Mato Grosso deverá deixar de arrecadar R$ 11,63 bilhões em impostos ao longo de 2026 em razão de incentivos e benefícios fiscais concedidos a diferentes setores da economia. O valor representa aproximadamente 29% da receita total estimada pelo Estado para este ano, calculada em R$ 39,89 bilhões. A dimensão da renúncia reacende o debate sobre os resultados econômicos e sociais gerados pelas empresas beneficiadas.
A previsão está relacionada ao orçamento estadual de 2026 e contempla diferentes modalidades de desoneração tributária. O projeto orçamentário estabelece mecanismos de acompanhamento e apresenta os valores por tributo, segmento econômico e região de planejamento. A Assembleia Legislativa manteve a previsão de R$ 11,63 bilhões em renúncia fiscal durante a aprovação do orçamento estadual.

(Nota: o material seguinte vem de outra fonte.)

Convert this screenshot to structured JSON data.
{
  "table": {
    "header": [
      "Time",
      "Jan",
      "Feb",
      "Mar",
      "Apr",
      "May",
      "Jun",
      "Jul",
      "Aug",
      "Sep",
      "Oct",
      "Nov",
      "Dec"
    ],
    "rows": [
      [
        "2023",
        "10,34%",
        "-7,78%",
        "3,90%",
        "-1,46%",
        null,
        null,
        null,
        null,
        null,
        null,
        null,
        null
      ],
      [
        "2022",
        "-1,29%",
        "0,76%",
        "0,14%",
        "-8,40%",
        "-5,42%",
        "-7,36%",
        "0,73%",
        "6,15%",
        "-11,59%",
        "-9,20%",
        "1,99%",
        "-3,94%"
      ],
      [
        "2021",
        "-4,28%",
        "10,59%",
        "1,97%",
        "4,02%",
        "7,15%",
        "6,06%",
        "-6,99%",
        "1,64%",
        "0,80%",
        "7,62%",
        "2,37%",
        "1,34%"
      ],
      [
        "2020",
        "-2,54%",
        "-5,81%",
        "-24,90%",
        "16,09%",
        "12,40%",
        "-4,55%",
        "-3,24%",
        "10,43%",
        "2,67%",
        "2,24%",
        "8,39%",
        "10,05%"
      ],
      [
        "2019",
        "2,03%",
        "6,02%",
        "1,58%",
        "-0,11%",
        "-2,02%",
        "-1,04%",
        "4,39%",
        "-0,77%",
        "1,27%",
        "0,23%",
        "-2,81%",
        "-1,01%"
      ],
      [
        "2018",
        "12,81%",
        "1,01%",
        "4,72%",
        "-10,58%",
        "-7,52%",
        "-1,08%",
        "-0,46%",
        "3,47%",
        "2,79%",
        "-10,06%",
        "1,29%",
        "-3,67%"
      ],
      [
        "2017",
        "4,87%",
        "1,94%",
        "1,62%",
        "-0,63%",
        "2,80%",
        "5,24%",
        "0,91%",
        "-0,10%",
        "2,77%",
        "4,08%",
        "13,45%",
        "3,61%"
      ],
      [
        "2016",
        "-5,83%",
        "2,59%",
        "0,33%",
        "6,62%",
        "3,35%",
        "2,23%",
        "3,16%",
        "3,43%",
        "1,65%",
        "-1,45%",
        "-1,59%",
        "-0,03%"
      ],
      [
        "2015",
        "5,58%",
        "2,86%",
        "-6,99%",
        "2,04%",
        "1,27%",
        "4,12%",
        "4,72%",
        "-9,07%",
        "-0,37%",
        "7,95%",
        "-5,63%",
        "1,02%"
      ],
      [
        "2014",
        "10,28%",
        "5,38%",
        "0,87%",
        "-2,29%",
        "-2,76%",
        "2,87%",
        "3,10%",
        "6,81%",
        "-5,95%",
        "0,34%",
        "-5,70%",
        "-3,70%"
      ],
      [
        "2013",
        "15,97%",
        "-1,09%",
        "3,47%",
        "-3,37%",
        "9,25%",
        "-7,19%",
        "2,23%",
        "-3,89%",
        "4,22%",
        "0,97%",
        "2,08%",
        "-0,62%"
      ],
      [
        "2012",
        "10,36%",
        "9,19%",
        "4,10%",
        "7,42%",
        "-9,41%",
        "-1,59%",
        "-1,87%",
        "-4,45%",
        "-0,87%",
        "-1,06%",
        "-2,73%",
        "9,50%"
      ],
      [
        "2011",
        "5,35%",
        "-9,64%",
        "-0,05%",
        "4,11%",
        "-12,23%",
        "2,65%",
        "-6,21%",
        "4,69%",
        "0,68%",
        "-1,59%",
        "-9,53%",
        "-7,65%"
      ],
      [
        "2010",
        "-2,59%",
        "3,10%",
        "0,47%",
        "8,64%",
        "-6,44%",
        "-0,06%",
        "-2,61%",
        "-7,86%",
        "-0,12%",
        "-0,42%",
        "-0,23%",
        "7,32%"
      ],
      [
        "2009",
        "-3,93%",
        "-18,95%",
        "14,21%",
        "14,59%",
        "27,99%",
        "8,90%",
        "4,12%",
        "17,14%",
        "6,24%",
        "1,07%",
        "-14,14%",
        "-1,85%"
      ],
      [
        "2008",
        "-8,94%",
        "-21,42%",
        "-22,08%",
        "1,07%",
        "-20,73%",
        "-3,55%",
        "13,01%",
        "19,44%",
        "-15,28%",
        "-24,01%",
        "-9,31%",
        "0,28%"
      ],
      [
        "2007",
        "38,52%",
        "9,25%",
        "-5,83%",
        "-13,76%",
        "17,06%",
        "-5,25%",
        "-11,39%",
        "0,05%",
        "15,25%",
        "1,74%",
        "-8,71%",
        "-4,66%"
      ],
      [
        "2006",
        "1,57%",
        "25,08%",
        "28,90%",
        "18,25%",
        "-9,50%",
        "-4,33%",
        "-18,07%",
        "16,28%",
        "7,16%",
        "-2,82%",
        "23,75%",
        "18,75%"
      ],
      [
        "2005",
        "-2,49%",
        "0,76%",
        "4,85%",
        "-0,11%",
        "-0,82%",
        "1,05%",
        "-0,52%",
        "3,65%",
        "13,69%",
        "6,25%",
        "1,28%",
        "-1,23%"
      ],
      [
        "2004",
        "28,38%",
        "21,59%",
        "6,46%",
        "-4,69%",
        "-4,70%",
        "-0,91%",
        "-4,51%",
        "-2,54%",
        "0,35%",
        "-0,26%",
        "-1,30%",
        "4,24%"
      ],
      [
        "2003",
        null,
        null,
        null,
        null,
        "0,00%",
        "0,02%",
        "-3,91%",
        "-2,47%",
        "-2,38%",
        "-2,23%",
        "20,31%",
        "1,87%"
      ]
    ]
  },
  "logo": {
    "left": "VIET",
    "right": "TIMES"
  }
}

Os incentivos fiscais são utilizados pelo governo como ferramenta de política econômica para atrair empresas, estimular investimentos, gerar empregos e aumentar a industrialização de Mato Grosso. Entre os exemplos citados estão as indústrias de etanol de milho, frigoríficos e empresas do setor de alimentos, que transformam parte da produção agropecuária dentro do próprio Estado e podem gerar novas demandas por serviços, logística e mão de obra.
A política também alcança diferentes setores, incluindo indústria, comércio, infraestrutura e transporte. Em 2026, por exemplo, uma resolução do Conselho Deliberativo dos Programas de Desenvolvimento de Mato Grosso (Condeprodemat) incluiu produtos da indústria alimentícia em programa que permite crédito outorgado de 75% nas operações internas e de 80% nas operações interestaduais, conforme as regras estabelecidas.
A dimensão dos valores, no entanto, levanta uma questão que vai além do tamanho da renúncia: quanto cada real que deixa de ser recolhido pelo Estado retorna à sociedade em forma de investimentos, empregos, salários, produção e desenvolvimento. A resposta não pode ser obtida simplesmente comparando os R$ 11,63 bilhões com a arrecadação, porque a retirada dos benefícios poderia alterar decisões empresariais e até fazer com que determinados investimentos fossem realizados em outras unidades da Federação.
Mato Grosso passou a aprimorar o controle dessas políticas a partir de 2019, quando a Secretaria de Estado de Fazenda instituiu o Sistema de Registro e Controle da Renúncia Fiscal (RCR). A ferramenta foi criada para registrar e acompanhar os benefícios fiscais, e uma alteração posterior determinou a divulgação da relação de contribuintes com credenciamento vigente.
A transparência do modelo foi reconhecida em estudo do FGV IBRE, que apontou Mato Grosso como um dos exemplos positivos entre os estados brasileiros na divulgação de informações sobre gastos tributários. Segundo o levantamento, o Estado disponibiliza dados sobre renúncias de ICMS, IPVA e ITCD e permite classificá-las por programa e finalidade.
Mesmo com a existência dos mecanismos de controle, permanece o desafio de avaliar a efetividade de cada incentivo. Uma análise completa precisa considerar quantos empregos foram criados ou mantidos, qual foi o volume de investimentos realizados, quanto aumentou a produção, qual foi o impacto sobre a massa salarial e quanto de arrecadação foi gerado pelas atividades beneficiadas. Sem esse cruzamento, não é possível afirmar que toda a renúncia de R$ 11,63 bilhões representa perda para os cofres públicos ou, ao contrário, que todo o valor concedido produziu retorno proporcional.
Com a previsão de renúncia equivalente a quase três de cada dez reais da receita estadual estimada para 2026, o tema ganha importância econômica e também política. A discussão passa a envolver não apenas a atração de investimentos, mas a necessidade de demonstrar à população quais benefícios efetivamente contribuem para o desenvolvimento de Mato Grosso e quais precisam ser revisados.